A note on spelling:
I am aware that some people insist on spelling “civilized” as “civilised”, in the attempt to stick to a British style of spelling. However, I encourage everyone to check their Oxford Dictionaries for the word “color” (Br: “colour”) and compare that entry to the entry for “civilized”. Not all “z’s” turn into “s’s” when you use a British style.
When most people think of “uncivilized” societies, they often think of pre-modern tribes, tribes that are ignorant of the marvels of science and technology, that are made up of people still dressed in skimpy animal skins. In that sense, Singapore is undeniably civilized. Most Singaporeans have smartphones, and most people that I know of have stopped dressing in animal skins. However, I would like to think of a “civilized” society in the sense of it being refined and advanced. In that sense, perhaps Singapore is still a significant distance from being a civilized society.
A refined and advanced society, in my mind, cannot simply be one that enjoys the benefits of science and technology — it also has to be one that is compassionate and just. After all, a society made out of violent criminals could look very attractive and civilized on the surface, but underneath that facade, the violence and crime that would surely occur would force us to consider that society to be uncivilized. Looking around us in Singapore, we see some amount of compassionate behaviour. There are charities that attempt to help the unprivileged in society, that are well-supported by the general population. The government has also attempted to shape students into compassionate individuals by making community service compulsory. However, it seems to me that these efforts only pierce through a thin layer of injustice in our society. That we still have an army of old people collecting cardboard for a living is testament to a society that is not completely refined and civilized yet.
The injustices in Singapore are many. In addition to the above-mentioned army of old people, we have foreign workers being treated unfairly, and a worrying level of income inequality. A refined and civilized society would not accept these injustices, and would work towards making society a little bit more equal, and a lot more just. That some old people here have to collect old cardboard boxes for a living is perhaps only a symptom of the larger problem of income inequality here. I grant that there is already some level of civilization in Singapore, since nobody has to starve and die on the streets. However, in an Asian culture, many people value their pride (their “face”) as much as they do their lives — for some, their pride is probably even more important than their life! With that in mind, it is unacceptable how vast income inequality is in Singapore.

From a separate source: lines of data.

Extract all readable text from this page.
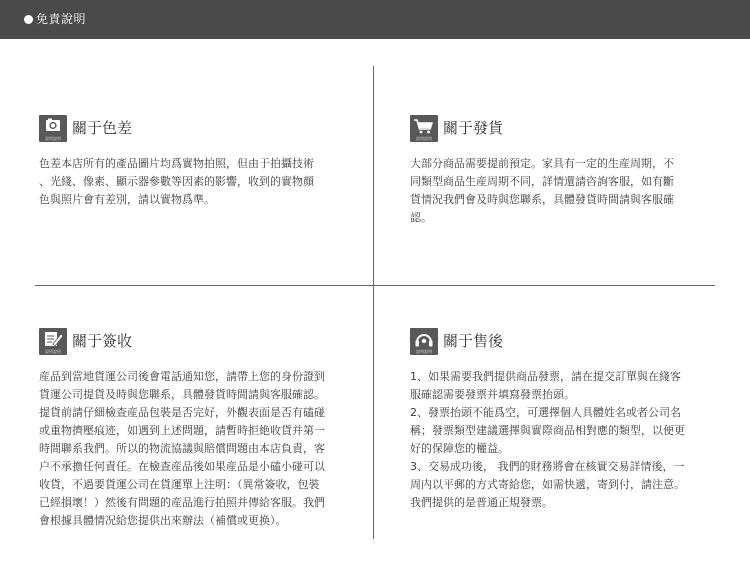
免責說明
說明說明
關于色差
色差本店所有的產品圖片均爲實物拍照，但由于拍攝技術
、光綫、像素、顯示器參數等因素的影響，收到的實物顔
色與照片會有差別，請以實物爲準。
說明說明
關于發貨
大部分商品需要提前預定。家具有一定的生産周期，不
同類型商品生産周期不同，詳情還請咨詢客服，如有斷
貨情況我們會及時與您聯系，具體發貨時間請與客服確
認。
說明說明
關于簽收
産品到當地貨運公司後會電話通知您，請帶上您的身份證到
貨運公司提貨及時與您聯系，具體發貨時間請與客服確認。
提貨前請仔細檢查産品包裝是否完好，外觀表面是否有磕碰
或重物擠壓痕迹，如遇到上述問題，請暫時拒絶收貨并第一
時間聯系我們。所以的物流協議與賠償問題由本店負責，客
户不承擔任何責任。在檢查産品後如果産品是小磕小碰可以
收貨，不過要貨運公司在貨運單上注明：（異常簽收，包裝
已經損壞！）然後有問題的産品進行拍照并傳給客服。我們
會根據具體情况給您提供出來辦法（補償或更换）。
說明說明
關于售後
1、如果需要我們提供商品發票，請在提交訂單與在綫客
服確認需要發票并填寫發票抬頭。
2、發票抬頭不能爲空，可選擇個人具體姓名或者公司名
稱；發票類型建議選擇與實際商品相對應的類型，以便更
好的保障您的權益。
3、交易成功後， 我們的財務將會在核實交易詳情後，一
周内以平郵的方式寄給您，如需快遞，寄到付，請注意。
我們提供的是普通正規發票。
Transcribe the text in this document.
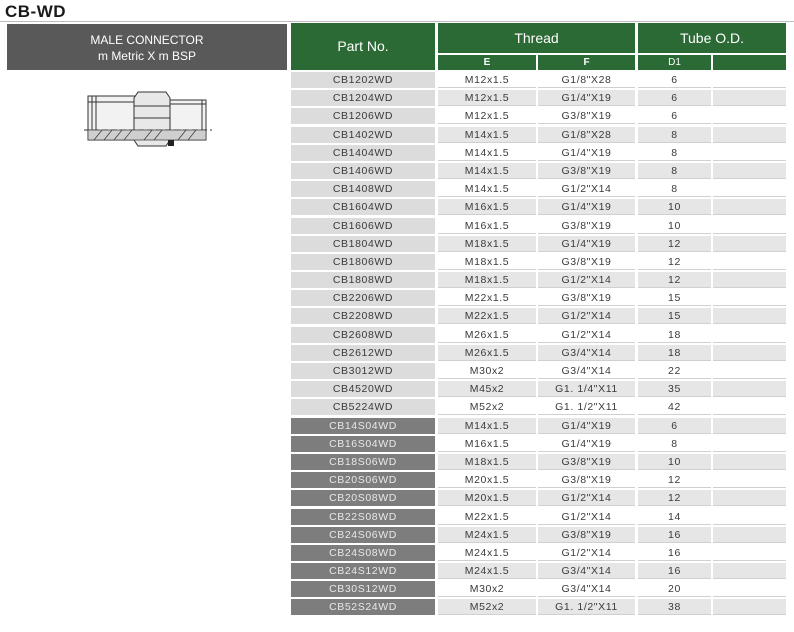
CB-WD
MALE CONNECTOR
m Metric X m BSP
Part No.	Thread	Tube O.D.
E	F	D1
CB1202WD	M12x1.5	G1/8"X28	6
CB1204WD	M12x1.5	G1/4"X19	6
CB1206WD	M12x1.5	G3/8"X19	6
CB1402WD	M14x1.5	G1/8"X28	8
CB1404WD	M14x1.5	G1/4"X19	8
CB1406WD	M14x1.5	G3/8"X19	8
CB1408WD	M14x1.5	G1/2"X14	8
CB1604WD	M16x1.5	G1/4"X19	10
CB1606WD	M16x1.5	G3/8"X19	10
CB1804WD	M18x1.5	G1/4"X19	12
CB1806WD	M18x1.5	G3/8"X19	12
CB1808WD	M18x1.5	G1/2"X14	12
CB2206WD	M22x1.5	G3/8"X19	15
CB2208WD	M22x1.5	G1/2"X14	15
CB2608WD	M26x1.5	G1/2"X14	18
CB2612WD	M26x1.5	G3/4"X14	18
CB3012WD	M30x2	G3/4"X14	22
CB4520WD	M45x2	G1. 1/4"X11	35
CB5224WD	M52x2	G1. 1/2"X11	42
CB14S04WD	M14x1.5	G1/4"X19	6
CB16S04WD	M16x1.5	G1/4"X19	8
CB18S06WD	M18x1.5	G3/8"X19	10
CB20S06WD	M20x1.5	G3/8"X19	12
CB20S08WD	M20x1.5	G1/2"X14	12
CB22S08WD	M22x1.5	G1/2"X14	14
CB24S06WD	M24x1.5	G3/8"X19	16
CB24S08WD	M24x1.5	G1/2"X14	16
CB24S12WD	M24x1.5	G3/4"X14	16
CB30S12WD	M30x2	G3/4"X14	20
CB52S24WD	M52x2	G1. 1/2"X11	38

I use the word “unacceptable” in the sense that a truly refined society would find it unacceptable. There is a section of society whose children can afford not to work anymore, those who live in multi-million dollar mansions in secluded areas, and who sit on massive bank accounts. Then there is a section of society who cannot afford the privileges of having smartphones and nice clothes, even though they work their fingers to the bone — the lowest paid in our society, including the foreign workers and uneducated among us. Smartphones and nice clothes may be seen as unnecessary to some, but without these privileges, it is very difficult to participate in mainstream life — think about how difficult it would be to get a good job when you cannot send an email or a text message.
Therefore, even though on some level, Singapore is already civilized, it is not completely refined. As long as there are glaring levels of inequality and injustice in our society, we cannot say with conviction that Singapore is completely civilized. If we close our eyes to injustice, we cannot claim to be civilized.